Ghitta e il fascino indiscreto del potere

Feste/Eventi

di Natalia Aspesi

Fotografava solo la “grandezza”: aristocratiche con figli e cani aristocratici, poeti, scrittrici, dive intellettuali, generali, gerarchi, membri di case regnanti. Fotografava gente bellissima che lei riusciva a rendere ancor più bella: le sue donne sembravano sempre regine inavvicinabili eppure dolcissime, i suoi uomini forti, intelligenti, dominatori.

Naturale che Ghitta Carell, ebrea, ungherese, classe 1899, fosse, specie negli anni Trenta italiani, la fotografa e ritrattista più richiesta e desiderata dell’Italietta in camicia nera. Con una lieve aureola di luce intorno alla testa, gli occhi luminosi, l’abbigliamento enfatizzato come nei vecchi dipinti di grandi re e regine -alla Giovanni Boldini-, i personaggi di quell’epoca non erano, nelle sue fotografie, se stessi, ma piuttosto come volevano essere ed apparire: maestosi, splendidi, misteriosi, affascinanti e soprattutto eleganti, raffinati, di una classe rarefatta e intoccabile.
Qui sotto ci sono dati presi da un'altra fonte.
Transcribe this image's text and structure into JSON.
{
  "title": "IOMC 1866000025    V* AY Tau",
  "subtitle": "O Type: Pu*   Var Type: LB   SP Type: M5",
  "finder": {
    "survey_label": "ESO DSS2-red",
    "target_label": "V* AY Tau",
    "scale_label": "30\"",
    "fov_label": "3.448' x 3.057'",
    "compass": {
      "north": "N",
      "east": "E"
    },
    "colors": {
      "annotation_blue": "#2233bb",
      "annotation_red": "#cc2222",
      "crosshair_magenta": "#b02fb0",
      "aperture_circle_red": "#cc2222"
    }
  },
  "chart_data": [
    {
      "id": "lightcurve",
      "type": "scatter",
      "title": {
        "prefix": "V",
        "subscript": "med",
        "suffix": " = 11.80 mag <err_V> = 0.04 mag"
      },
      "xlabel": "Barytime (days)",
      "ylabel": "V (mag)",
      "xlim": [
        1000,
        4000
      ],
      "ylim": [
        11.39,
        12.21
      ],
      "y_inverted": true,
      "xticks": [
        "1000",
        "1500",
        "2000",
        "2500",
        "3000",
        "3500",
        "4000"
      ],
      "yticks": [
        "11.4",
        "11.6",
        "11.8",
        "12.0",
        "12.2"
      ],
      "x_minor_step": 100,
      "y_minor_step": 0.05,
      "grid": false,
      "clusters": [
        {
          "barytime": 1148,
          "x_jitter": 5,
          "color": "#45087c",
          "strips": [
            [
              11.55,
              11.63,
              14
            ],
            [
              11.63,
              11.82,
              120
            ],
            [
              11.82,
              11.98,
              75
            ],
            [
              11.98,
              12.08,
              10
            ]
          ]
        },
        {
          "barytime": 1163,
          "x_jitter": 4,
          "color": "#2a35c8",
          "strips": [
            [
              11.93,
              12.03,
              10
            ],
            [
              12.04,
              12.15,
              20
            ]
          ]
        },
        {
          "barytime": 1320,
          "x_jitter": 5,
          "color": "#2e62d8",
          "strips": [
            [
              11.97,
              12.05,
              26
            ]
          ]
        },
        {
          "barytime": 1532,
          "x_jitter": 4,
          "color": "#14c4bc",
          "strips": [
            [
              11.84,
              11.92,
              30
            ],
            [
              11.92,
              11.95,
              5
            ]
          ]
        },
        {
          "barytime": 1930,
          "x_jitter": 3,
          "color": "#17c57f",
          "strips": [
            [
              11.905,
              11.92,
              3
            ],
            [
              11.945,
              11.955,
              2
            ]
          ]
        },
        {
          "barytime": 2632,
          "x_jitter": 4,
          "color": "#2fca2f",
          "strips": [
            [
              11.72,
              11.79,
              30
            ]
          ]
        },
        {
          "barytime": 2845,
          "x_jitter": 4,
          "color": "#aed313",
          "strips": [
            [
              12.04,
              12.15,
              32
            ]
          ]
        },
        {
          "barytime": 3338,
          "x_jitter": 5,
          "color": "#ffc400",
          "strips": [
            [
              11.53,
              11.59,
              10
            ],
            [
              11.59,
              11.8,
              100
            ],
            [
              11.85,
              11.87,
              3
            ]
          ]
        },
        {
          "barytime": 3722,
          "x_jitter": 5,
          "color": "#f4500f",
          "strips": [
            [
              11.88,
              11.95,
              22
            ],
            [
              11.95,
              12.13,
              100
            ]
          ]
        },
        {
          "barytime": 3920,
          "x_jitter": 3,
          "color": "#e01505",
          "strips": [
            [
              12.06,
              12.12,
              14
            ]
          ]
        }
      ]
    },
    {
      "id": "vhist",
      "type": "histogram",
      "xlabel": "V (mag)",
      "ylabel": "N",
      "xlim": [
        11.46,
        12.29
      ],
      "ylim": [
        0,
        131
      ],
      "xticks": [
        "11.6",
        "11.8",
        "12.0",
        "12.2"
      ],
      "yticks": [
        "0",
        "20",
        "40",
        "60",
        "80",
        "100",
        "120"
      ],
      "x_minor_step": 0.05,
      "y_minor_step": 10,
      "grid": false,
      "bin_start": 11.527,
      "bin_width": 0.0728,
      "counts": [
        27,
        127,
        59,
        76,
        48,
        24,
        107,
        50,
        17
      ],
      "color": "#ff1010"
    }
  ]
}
Più che personaggi reali, nelle lastre di Ghitta Carell, Edda e Costanzo Ciano, Benito Mussolini e Cesare Poggi, Alberto Savinio e Giovanni Papini, Alba De Cespedes e Vittorio Emanuele di Savoia, i Marone Cinzano, i Gonzaga, i Diaz, i Borghese, i Cicogna, i Visconti, i Colonna…, diventavano protagonisti dl romanzi ungheresi, emblemi di una vita aristocratica e lontana che non toccava l’Italia di allora, fantasie di grandezza, esempi inimitabili per la classe borghese.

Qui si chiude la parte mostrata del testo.